With a quick, nervous stroke I drew the knife across the rope.
The machine started—at first with a little jerk, then with a slow rolling motion, gradually increasing in speed, until at the end of six or eight rods it was under rapid headway.
The Dublin boys at first stood still, looking on in gaping admiration at the wonder, till they suddenly remembered that they were there to race it, when they started off after it.
Our boys naturally followed them, as we couldn't see any more of the fun unless we kept up with it.
It was a pretty even race, and all was going on smoothly, when down the first cross-street came a crowd of women, apparently very much excited, many of them with sticks in their hands. The sight of our moving crowd seemed to frenzy them, and they increased their speed, but only arrived at the corner in time to fall in behind us.

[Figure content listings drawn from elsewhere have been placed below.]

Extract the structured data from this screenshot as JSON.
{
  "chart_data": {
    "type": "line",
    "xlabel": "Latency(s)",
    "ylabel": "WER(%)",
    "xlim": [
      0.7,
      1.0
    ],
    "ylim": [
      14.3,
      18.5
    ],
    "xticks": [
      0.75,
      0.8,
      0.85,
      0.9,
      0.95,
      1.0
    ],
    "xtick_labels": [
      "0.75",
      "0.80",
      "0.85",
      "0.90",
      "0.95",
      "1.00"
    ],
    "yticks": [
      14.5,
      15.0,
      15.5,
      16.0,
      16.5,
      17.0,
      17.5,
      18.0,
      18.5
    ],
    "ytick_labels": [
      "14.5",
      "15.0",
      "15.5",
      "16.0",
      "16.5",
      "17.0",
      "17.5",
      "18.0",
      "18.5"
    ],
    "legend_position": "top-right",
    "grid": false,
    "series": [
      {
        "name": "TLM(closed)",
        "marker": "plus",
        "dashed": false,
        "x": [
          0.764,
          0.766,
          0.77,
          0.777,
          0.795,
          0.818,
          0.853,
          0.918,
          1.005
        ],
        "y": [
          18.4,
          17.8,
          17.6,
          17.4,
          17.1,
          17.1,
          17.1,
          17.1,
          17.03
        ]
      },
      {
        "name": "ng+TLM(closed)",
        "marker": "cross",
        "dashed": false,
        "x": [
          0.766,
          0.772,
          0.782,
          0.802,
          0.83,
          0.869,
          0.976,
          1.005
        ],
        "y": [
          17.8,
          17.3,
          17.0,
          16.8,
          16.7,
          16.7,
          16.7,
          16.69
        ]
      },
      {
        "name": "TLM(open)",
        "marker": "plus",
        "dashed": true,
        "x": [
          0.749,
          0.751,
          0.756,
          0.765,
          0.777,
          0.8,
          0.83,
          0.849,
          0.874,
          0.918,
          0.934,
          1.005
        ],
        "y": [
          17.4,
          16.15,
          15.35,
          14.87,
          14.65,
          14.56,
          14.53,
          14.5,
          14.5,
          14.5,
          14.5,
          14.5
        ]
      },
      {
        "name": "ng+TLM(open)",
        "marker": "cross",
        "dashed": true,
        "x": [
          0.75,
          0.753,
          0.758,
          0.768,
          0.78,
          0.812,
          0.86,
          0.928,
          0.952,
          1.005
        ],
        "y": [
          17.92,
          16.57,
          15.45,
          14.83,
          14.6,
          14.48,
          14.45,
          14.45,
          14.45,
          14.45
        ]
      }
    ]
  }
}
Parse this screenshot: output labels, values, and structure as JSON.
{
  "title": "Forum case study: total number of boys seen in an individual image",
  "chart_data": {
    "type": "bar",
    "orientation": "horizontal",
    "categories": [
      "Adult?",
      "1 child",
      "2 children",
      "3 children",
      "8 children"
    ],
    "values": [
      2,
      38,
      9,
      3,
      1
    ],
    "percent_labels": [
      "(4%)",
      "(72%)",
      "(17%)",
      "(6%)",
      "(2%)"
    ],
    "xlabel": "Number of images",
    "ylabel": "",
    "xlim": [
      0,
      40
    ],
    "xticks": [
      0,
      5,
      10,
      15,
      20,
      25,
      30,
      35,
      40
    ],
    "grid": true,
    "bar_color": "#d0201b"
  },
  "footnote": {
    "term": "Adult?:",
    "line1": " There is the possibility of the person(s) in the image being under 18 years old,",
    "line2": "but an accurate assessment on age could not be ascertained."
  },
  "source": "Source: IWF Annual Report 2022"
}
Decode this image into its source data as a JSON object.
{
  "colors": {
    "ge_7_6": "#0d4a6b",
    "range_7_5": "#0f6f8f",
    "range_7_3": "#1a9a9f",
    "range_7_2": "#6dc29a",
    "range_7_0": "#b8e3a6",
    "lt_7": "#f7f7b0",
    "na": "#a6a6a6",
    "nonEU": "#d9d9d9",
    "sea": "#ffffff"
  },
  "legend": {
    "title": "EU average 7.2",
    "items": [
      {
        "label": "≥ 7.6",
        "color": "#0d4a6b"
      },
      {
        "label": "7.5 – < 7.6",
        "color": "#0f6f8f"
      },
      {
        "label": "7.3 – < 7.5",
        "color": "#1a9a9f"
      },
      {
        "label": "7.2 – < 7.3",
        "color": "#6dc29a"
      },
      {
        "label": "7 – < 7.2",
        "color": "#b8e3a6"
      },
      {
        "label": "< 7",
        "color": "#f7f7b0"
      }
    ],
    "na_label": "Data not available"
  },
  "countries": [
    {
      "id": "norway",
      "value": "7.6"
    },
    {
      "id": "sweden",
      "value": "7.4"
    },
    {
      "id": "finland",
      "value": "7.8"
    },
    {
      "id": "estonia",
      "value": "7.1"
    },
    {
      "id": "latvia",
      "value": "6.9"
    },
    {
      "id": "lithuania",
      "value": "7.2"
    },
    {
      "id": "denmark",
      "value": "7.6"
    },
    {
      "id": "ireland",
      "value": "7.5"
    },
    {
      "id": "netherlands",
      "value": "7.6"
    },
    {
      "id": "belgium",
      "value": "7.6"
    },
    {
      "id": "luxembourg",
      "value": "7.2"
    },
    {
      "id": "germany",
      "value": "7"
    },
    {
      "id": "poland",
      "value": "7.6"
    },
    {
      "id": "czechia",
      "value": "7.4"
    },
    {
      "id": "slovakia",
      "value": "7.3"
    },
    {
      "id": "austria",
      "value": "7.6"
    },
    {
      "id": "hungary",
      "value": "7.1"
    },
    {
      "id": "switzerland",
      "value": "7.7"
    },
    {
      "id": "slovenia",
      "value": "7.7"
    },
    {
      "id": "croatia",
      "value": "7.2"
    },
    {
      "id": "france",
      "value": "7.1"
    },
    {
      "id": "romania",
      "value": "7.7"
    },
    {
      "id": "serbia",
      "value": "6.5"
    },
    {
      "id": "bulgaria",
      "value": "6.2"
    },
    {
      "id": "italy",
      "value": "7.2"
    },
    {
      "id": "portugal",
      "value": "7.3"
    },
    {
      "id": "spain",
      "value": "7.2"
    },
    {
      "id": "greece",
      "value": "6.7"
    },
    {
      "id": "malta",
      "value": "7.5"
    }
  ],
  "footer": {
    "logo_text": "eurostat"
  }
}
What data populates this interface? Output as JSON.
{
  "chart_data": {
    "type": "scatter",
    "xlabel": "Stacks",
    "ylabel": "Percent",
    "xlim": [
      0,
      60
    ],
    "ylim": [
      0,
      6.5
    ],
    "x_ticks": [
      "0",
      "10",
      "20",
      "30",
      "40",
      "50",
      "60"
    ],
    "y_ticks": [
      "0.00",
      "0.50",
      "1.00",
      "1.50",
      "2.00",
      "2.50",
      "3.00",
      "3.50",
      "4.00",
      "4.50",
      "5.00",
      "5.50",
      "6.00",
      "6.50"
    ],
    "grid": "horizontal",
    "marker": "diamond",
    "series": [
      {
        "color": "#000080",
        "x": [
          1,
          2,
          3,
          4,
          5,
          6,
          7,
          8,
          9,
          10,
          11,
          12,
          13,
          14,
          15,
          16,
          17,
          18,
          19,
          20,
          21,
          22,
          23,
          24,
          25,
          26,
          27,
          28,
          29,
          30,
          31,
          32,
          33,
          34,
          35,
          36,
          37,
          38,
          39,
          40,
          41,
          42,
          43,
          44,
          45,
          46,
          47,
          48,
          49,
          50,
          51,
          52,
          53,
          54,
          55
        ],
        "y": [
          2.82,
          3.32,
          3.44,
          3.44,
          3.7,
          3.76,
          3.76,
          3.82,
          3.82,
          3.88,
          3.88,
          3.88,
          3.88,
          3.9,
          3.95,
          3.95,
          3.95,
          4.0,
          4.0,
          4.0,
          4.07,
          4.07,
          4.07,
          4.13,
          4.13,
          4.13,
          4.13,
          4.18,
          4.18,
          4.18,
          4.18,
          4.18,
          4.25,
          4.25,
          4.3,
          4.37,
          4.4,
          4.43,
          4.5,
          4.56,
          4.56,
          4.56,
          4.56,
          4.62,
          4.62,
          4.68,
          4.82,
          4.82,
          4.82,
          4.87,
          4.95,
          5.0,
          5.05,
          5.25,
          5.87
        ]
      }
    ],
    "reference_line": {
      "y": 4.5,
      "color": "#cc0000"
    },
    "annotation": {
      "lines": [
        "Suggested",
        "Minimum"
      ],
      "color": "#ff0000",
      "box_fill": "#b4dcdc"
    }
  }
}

At the same time, down the cross-road from the other direction came a drove of cattle, pelted, pounded, and hooted at by two men and three boys; and close behind them was Dan Rice's Circus, which had been exhibiting for two days on the Falls Field, and was now hurrying on to the next town. Whether it was because of the red skirts worn by many of the women in front of them, or the rumbling of the circus so close behind them, I did not know, but those cattle did behave in the most frantic manner.
And so the whole caravan went roaring down the turnpike—Phaeton in his flying car at the head, then the Dublin boys, then our boys, then the mothers of the Dublin boys, then the drove of cattle, then the circus, with all its wagons and paraphernalia,—the striped zebra bringing up the rear.
| "THE WHOLE CARAVAN WENT ROARING DOWN THE TURNPIKE." |
It soon became evident that the mothers of the Dublin boys were proceeding on erroneous information—however they got it—and supposed that the contest between us and their sons was not a friendly one. For whenever one of our boys lagged behind in the race, and came within reach of their sticks, he was pretty sure to get a sounding whack across the shoulders. I dare say the Dublin boys would have received the same treatment if they had not been ahead of us in the race, which they always were, either because they were better runners, or better prepared.